Christmas at Sea 2016

 

A dedicated corps of volunteers works year round to provide gift packages to men and women who are scheduled to be at sea during the Christmas season. Initiated during World War I, the program will deliver more than 2,500 gift bundles this year.

 

Volunteers gathered in November at the International Maritime Center (also known as the Seafarers Club) in Oakland to stuff the packages, which include toothpaste, soap, shampoo, combs, candy, pens, stationery, caps and mittens. Some of the material is donated - many wollens are hand-knitted in doners' homes - most goods are purchased.

 

The packages - marked "don't open 'till Christmas!" - are delivered to the captains of ships calling at San Francisco Bay Area ports.

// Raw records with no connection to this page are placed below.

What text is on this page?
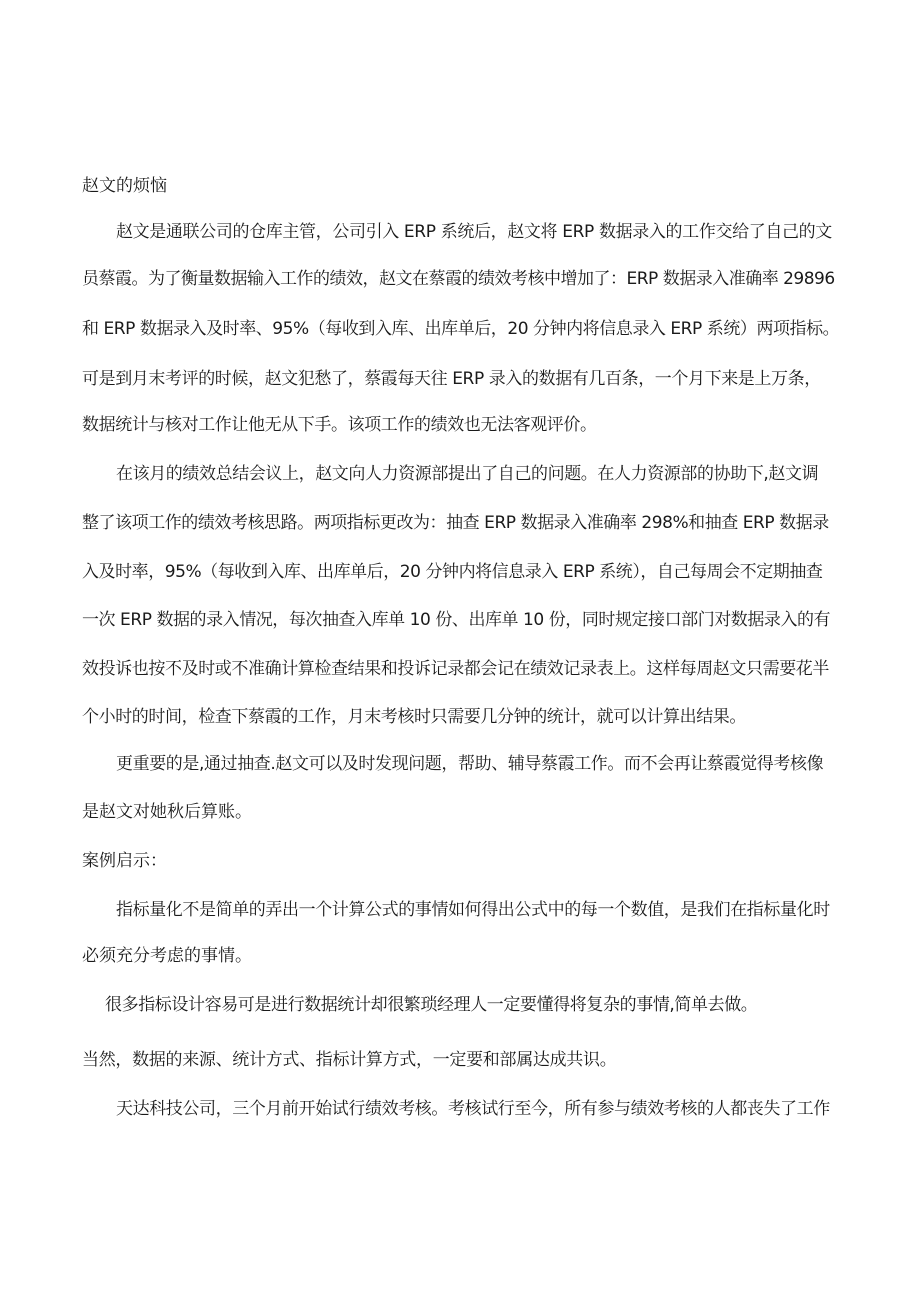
赵文的烦恼
赵文是通联公司的仓库主管，公司引入 ERP 系统后，赵文将 ERP 数据录入的工作交给了自己的文
员蔡霞。为了衡量数据输入工作的绩效，赵文在蔡霞的绩效考核中增加了：ERP 数据录入准确率 29896
和 ERP 数据录入及时率、95%（每收到入库、出库单后，20 分钟内将信息录入 ERP 系统）两项指标。
可是到月末考评的时候，赵文犯愁了，蔡霞每天往 ERP 录入的数据有几百条，一个月下来是上万条，
数据统计与核对工作让他无从下手。该项工作的绩效也无法客观评价。
在该月的绩效总结会议上，赵文向人力资源部提出了自己的问题。在人力资源部的协助下,赵文调
整了该项工作的绩效考核思路。两项指标更改为：抽查 ERP 数据录入准确率 298%和抽查 ERP 数据录
入及时率，95%（每收到入库、出库单后，20 分钟内将信息录入 ERP 系统），自己每周会不定期抽查
一次 ERP 数据的录入情况，每次抽查入库单 10 份、出库单 10 份，同时规定接口部门对数据录入的有
效投诉也按不及时或不准确计算检查结果和投诉记录都会记在绩效记录表上。这样每周赵文只需要花半
个小时的时间，检查下蔡霞的工作，月末考核时只需要几分钟的统计，就可以计算出结果。
更重要的是,通过抽查.赵文可以及时发现问题，帮助、辅导蔡霞工作。而不会再让蔡霞觉得考核像
是赵文对她秋后算账。
案例启示：
指标量化不是简单的弄出一个计算公式的事情如何得出公式中的每一个数值，是我们在指标量化时
必须充分考虑的事情。
很多指标设计容易可是进行数据统计却很繁琐经理人一定要懂得将复杂的事情,简单去做。
当然，数据的来源、统计方式、指标计算方式，一定要和部属达成共识。
天达科技公司，三个月前开始试行绩效考核。考核试行至今，所有参与绩效考核的人都丧失了工作
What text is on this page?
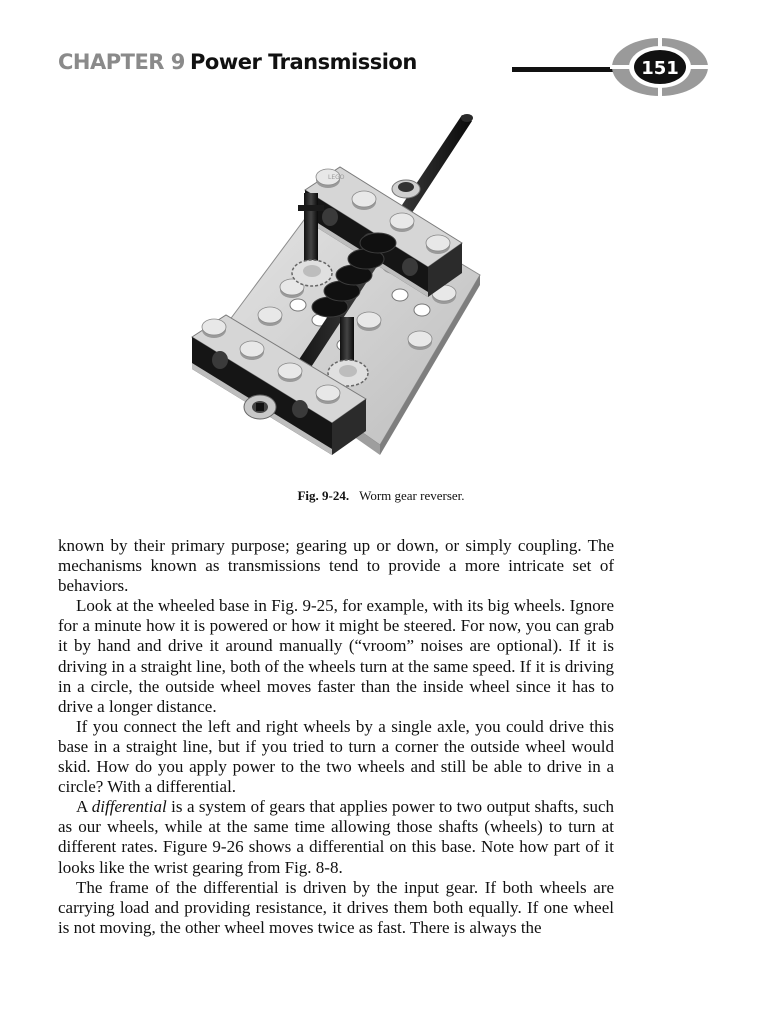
CHAPTER 9 Power Transmission	151
LEGO
Fig. 9-24. Worm gear reverser.

known by their primary purpose; gearing up or down, or simply coupling. The mechanisms known as transmissions tend to provide a more intricate set of behaviors.

Look at the wheeled base in Fig. 9-25, for example, with its big wheels. Ignore for a minute how it is powered or how it might be steered. For now, you can grab it by hand and drive it around manually (“vroom” noises are optional). If it is driving in a straight line, both of the wheels turn at the same speed. If it is driving in a circle, the outside wheel moves faster than the inside wheel since it has to drive a longer distance.

If you connect the left and right wheels by a single axle, you could drive this base in a straight line, but if you tried to turn a corner the outside wheel would skid. How do you apply power to the two wheels and still be able to drive in a circle? With a differential.

A differential is a system of gears that applies power to two output shafts, such as our wheels, while at the same time allowing those shafts (wheels) to turn at different rates. Figure 9-26 shows a differential on this base. Note how part of it looks like the wrist gearing from Fig. 8-8.

The frame of the differential is driven by the input gear. If both wheels are carrying load and providing resistance, it drives them both equally. If one wheel is not moving, the other wheel moves twice as fast. There is always the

The packages become a central part of the ship-board holiday celebrations on hundreds of freighters, tankers and military cargo ships spending the Christmas holidays at sea.

 

A modern ocean-going ship's average crew size is 23 people. Seafarers on American ships work two months and then are off for two months. Seafarers aboard foreign-flagged vessels are usually required by contract to work eight to twelve months before getting time off.

 

Last year, our Christmas at Sea program was expanded to include truckers hauling freight to and from Bay Area docks and U.S. inland points. More than 100 truckers who were on the road between Christmas and the New Year received a package from the Seafarers Club.

 

Christmas bundles

Left to right: Bob Middleton, Bay Area chaplain for the Anglican Church's Mission to Seafarers; Father Paul Devine with the Roman Catholic Apostleship of the Sea ministry; and AOS volunteers Terri Kinzel, Les Taylor, Marge Taylor and Mary Oliver. Father Devine holds a box of the holiday "goody bags" packed at the Oakland Seafarers Club.